Quand Time Magazine envoie Michael Christopher Brown en 2012 en République démocratique du Congo pour réaliser un reportage sur les mines qui alimentent l’industrie du numérique, le choix de photographier à l’iPhone s’est imposé naturellement. L’idée est presque ironique, mais terriblement efficace : « J’étais quasiment invisible, se remémore le reporter américain. Personne ne me voyait comme un photographe, ou comme une menace. Je pouvais tenir le téléphone facilement et choisir des angles compliqués sans que personne ne s’en aperçoive. »

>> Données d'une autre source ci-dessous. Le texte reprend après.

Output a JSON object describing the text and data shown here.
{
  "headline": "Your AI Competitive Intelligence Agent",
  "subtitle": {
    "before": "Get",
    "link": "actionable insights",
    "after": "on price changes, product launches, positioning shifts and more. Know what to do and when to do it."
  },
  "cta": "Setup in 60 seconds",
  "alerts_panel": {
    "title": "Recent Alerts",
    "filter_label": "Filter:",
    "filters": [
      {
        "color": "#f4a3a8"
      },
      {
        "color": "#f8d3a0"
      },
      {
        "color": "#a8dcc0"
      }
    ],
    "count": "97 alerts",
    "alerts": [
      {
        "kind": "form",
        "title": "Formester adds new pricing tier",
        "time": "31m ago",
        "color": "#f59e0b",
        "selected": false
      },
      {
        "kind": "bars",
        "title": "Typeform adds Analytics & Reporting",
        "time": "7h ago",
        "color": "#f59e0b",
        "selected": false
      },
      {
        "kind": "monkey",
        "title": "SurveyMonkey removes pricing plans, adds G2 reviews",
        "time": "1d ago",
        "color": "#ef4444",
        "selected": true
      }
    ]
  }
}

À son arrivée, sa connaissance de la situation du pays est « très limitée ». Saisi par les paysages grandioses et la culture de la région est, le photographe y retourne très régulièrement les trois années qui suivent. Sur place, les amitiés qu’il noue – notamment avec le journaliste congolais Horeb Bulambo Shindano – lui permettent de mieux saisir la complexité des événements dont il est témoin, et d’avoir un accès privilégié à certains acteurs.
Brown « shoote », avec son pouce, les creuseurs, les FARDC, les miliciens, les réfugiés, sans se préoccuper des contraintes de lumière ou de focale : « Même si on connaît son appareil, on se bat toujours avec lui. C’est un obstacle entre son cœur et son cerveau, entre ce que l’on voit et ce que l’on photographie. Le téléphone me permettait de me concentrer sur l’expérience de la scène la plus pure possible. » Et de partager les images au monde entier en quelques secondes.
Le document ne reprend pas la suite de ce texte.